I have been with DP nearly 1.5 years. Still live separately. The first year was amazing, I was treated well and was happy but the longer I am in it, the worse it gets. But maybe I'm too demanding, maybe it is me who is looking at things form the wrong perspective? I don't know what I want from this thread. I'm at crossroad and don't know where to go. There is so many negative things coming out recently and I'm so anxious about it all.
He doesn't have any friends, says he doesn't need people in his life
Fell out with his parents years ago, I still don't know what happened as he doesn't want to talk about it
There are times when he asks me something and stops me half way through saying cool I know what you wanted to say move on to another point or would say he doesn't care when I want to tell him something
When I come to his he wouldn't come to say hi, give me a kiss and when I ask why doesn't he do that he tells me to stop looking for problems
He tells me to tell him when he does something wrong because he might not realise. All fine but when I do that he moans that I make a big deal out of nothing. When I feel he said something disrespectful I tell him and then he replies that I should appreciate what I have and that I'm looking for a perfect man. He calls me Little Ms Perfect what I do that.
He doesn't take me out for dates any more. I don't remember last time when we were out on our own. I have asked but got ignored.
He has 10yo DD and takes her out for dinners whenever she wants. If I join them he considers it to be a date. It isn't.
We go for trips every weekend with his DD (he has her every Sunday and every second Saturday). When I say I would want to go somewhere just with him he is always tired and says I should know he is busy and tired. I know he is busy but do I not deserve anything nice?
Sex used to be amazing but it is not any more, it is now all about him and if I say anything he replies that I should appreciate what I have and stop looking for problems, that it is normal that sex changes. He asks me to go down on him which I (used to) do, but when I ask him to do it, he is always tired or not in a mood. I was trying to be understanding and kind of accepted that despite being upset. He has done it again a few days ago. I've told him it isn't fair and it feels like I put much more in sex than he does and I'm upset because it doesn't get reciprocated. He got offended and told me it is my fault because I haven't told him earlier that I was upset about it. He said he couldn't remember when he said he wasn't going to do it for me. The conversation was just awful. I cried, felt accused and felt like whatever I said wasn't good enough for him, like it was my fault. I feel drained, I feel like we were talking about two different situations, I don't understand him being angry. He never said he didn't mean to, he never said he is sorry. He said he doesn't remember and it is my fault and I should've said something sooner. Maybe I should but I felt humiliated.
He doesn't talk to me now. I feel like I shouldn't have told him anything.
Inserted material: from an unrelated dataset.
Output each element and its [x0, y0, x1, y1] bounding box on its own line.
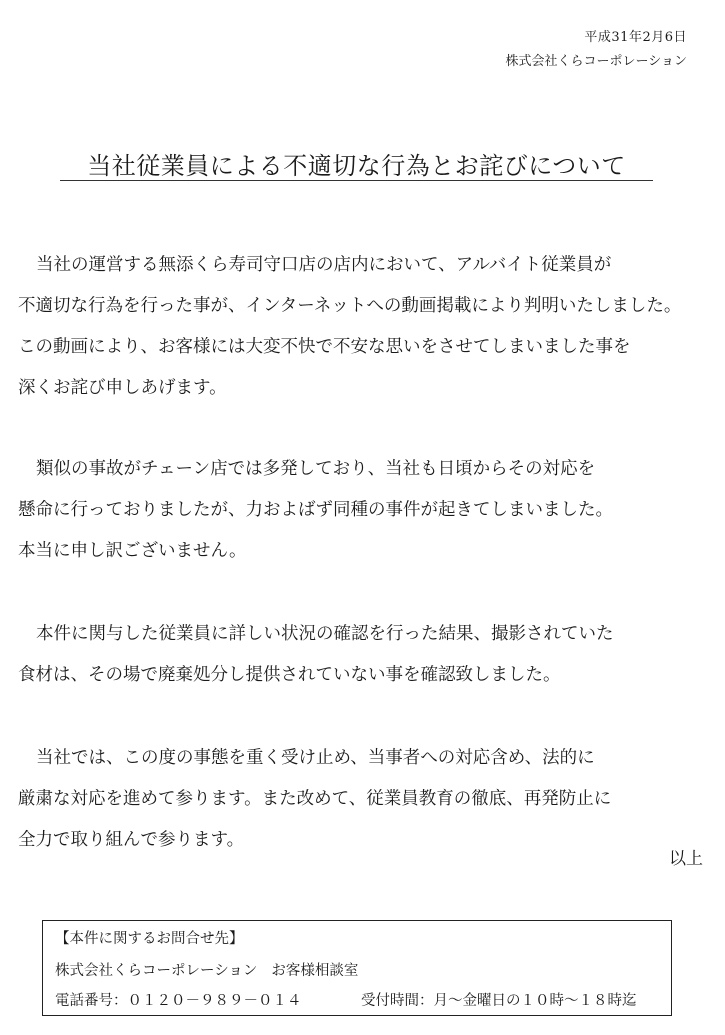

We did have a few arguments and every single time these conversations look this way. No matter what I say is wrong, he always finds a way to misinterpret what I have said and twist situations, he tells me I have said something I haven't. I feel like I'm loosing a plot, like I don't know who I am. I keep forgetting things as if my brain was in some sort of fog. When we don't argue he is lovely, caring, we both have a similar lifestyle and just get on with it together.
I feel I'm not emotionally safe any more, I cry when we argue, I hate these weird conversations, they leave me drained. I have friends, lovely family and never have problems with talking to them, there is never a problem with them understanding what I'm saying.
I don't know what I'm doing. Sometimes I want just to get out of this relationship but then we still have a good times and I love him and miss him. I don't know how to do it.